= IK channel =

Family of transport proteins

The I_{K} channel (K_{Ca}3.1), which has a conductance of 20–80 pS, is expressed mainly in peripheral tissues such as those of the haematopoietic system, colon, placenta, lung and pancreas. The K_{Ca}3.1 channel in red blood cells was the first Ca^{2+}–sensitive K^{+} channel to be identified and it has been implicated in a wide range of cell functions, including vasodilation of the microvasculature, K^{+} flux across endothelial cells of brain capillaries and the phagocytic activity of neutrophils. K_{Ca}3.1 is of primary importance in the relationship between K^{+} channels and cell proliferation.

In the latter case, a human hIKCa1 gene encodes the channel found in T cells, which is responsible for the hyperpolarization that is required to keep Ca^{2+} flowing into the cell through the I_{CRAC} channels.

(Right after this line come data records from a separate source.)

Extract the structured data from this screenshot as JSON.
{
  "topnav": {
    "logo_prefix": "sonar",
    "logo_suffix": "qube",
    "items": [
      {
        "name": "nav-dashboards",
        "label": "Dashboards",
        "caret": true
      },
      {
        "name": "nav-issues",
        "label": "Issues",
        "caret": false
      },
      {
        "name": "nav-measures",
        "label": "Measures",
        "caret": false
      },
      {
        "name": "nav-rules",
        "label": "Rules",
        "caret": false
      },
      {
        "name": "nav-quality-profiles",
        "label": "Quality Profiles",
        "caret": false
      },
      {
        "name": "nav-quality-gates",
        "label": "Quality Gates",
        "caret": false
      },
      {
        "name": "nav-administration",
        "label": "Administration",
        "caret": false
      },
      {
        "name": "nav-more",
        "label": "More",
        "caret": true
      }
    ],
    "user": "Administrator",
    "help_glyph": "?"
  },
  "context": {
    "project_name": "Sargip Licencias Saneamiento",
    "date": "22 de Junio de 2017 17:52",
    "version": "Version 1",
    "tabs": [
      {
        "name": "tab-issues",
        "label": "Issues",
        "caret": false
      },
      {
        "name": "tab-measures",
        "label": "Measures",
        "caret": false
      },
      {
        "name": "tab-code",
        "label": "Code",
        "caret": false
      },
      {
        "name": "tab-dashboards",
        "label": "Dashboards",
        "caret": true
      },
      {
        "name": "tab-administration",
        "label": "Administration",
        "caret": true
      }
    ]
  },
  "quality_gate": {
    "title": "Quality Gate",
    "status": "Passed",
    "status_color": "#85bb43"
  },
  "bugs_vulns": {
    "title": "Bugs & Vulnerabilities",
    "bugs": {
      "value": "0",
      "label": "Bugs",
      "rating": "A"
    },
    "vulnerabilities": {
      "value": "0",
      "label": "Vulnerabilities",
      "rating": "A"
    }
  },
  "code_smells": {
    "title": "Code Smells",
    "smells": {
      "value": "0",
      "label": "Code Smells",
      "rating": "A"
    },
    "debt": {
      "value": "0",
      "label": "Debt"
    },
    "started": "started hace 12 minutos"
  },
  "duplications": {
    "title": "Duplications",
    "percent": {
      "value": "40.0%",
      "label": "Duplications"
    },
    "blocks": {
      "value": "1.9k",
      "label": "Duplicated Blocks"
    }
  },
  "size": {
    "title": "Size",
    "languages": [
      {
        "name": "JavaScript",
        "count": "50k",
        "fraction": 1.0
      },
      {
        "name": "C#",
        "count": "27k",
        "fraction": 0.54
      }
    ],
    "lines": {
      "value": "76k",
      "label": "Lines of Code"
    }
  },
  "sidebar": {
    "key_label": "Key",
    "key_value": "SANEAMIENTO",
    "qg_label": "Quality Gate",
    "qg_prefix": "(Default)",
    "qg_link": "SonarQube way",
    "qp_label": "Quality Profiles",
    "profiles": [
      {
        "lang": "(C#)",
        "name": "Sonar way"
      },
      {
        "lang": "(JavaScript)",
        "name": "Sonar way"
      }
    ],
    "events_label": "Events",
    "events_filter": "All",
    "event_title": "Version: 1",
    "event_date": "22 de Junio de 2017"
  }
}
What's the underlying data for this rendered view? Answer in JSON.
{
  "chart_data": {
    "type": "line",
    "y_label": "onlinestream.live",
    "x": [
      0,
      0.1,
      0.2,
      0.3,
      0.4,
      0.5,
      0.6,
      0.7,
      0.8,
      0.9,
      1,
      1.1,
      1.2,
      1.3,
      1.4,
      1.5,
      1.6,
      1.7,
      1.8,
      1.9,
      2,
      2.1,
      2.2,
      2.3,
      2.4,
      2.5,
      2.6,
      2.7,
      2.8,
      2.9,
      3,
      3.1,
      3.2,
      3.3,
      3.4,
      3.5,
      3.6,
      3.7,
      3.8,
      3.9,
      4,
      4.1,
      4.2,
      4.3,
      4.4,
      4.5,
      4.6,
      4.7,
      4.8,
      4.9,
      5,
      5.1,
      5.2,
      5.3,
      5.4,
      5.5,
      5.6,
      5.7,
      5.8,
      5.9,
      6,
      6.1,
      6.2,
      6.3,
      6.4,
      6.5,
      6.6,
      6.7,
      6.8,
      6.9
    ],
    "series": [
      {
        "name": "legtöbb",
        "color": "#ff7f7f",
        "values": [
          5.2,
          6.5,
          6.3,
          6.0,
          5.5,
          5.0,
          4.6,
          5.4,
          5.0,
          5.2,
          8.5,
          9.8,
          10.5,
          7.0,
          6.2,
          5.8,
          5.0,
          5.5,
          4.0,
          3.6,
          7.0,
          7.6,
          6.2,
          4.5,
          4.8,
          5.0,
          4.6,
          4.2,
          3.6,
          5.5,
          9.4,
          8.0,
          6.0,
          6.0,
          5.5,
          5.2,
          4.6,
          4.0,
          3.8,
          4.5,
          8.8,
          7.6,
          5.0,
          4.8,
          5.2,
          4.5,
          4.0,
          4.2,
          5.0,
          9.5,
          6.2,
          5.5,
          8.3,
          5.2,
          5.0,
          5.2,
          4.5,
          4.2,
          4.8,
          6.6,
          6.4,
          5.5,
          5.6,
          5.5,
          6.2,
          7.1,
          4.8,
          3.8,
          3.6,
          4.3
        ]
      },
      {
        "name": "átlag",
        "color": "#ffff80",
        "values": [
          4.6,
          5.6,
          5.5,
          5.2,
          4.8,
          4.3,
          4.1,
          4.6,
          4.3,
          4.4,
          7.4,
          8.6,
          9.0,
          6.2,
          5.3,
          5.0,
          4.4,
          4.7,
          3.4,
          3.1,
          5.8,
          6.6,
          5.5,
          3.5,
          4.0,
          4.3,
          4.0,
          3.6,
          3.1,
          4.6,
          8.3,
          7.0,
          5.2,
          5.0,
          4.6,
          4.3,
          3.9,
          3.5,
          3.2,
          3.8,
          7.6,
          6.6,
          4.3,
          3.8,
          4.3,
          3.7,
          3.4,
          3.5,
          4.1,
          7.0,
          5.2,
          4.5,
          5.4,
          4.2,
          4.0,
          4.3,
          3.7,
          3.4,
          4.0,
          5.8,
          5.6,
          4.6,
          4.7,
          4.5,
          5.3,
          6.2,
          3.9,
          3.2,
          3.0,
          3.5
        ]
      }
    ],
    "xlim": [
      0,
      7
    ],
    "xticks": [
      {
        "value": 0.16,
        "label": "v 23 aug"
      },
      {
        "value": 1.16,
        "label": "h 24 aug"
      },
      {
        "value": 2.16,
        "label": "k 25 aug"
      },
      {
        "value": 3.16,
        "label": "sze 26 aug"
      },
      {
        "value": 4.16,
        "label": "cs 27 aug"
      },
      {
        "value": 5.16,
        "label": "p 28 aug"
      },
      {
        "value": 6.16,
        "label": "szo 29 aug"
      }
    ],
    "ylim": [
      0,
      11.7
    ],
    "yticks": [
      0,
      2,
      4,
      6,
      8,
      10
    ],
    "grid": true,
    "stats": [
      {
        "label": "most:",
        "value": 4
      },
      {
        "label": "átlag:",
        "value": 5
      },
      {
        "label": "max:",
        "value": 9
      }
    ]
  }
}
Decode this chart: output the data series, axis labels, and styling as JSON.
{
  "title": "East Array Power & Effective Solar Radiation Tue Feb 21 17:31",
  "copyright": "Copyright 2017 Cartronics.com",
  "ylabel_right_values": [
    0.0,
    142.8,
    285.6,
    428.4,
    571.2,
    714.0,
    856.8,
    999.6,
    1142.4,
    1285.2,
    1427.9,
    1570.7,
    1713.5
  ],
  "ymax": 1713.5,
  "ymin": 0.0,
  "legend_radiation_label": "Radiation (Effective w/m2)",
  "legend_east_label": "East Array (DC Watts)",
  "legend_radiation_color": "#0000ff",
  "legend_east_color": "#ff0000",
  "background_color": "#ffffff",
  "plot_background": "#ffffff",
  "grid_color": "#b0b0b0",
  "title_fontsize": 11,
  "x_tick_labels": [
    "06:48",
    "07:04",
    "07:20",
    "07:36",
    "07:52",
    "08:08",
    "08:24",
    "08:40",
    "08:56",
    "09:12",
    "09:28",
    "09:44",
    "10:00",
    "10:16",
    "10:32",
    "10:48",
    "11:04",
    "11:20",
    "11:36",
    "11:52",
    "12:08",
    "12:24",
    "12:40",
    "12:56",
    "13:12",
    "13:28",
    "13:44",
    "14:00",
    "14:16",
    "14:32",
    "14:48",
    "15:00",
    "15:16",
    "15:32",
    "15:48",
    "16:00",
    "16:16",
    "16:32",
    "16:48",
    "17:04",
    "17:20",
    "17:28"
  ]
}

In comparison with the large-conductance (BK) channels, K_{Ca}3.1 is much more sensitive to Ca^{2+} and can thus respond to the global level of Ca^{2+}. This high affinity for Ca^{2+} depends upon four resident calmodulin molecules tightly bound to the cytoplasmic tails of the four pore-forming α-subunits. Before the channel can open, Ca^{2+} must bind to each of the calmodulins to induce the co-operative conformational change that opens the gate, which explains why this process has a Hill coefficient of 4. This Ca^{2+}–induced gating process resembles that which has been described for the small-conductance (SK) channels. The fact that calmodulin is prebound to its effector enables the channels to respond to Ca^{2+} very quickly.

The PtdIns3P signaling cassette may play a role in regulating the activity of K_{Ca}3.1. If this signaling lipid is hydrolysed by MTMR6, which is one of the myotubularins, there is a decrease in the activity of the Ca^{2+}–activated channel.

Chlorzoxazone and zoxazolamine are known to be potassium channel openers of IK channels.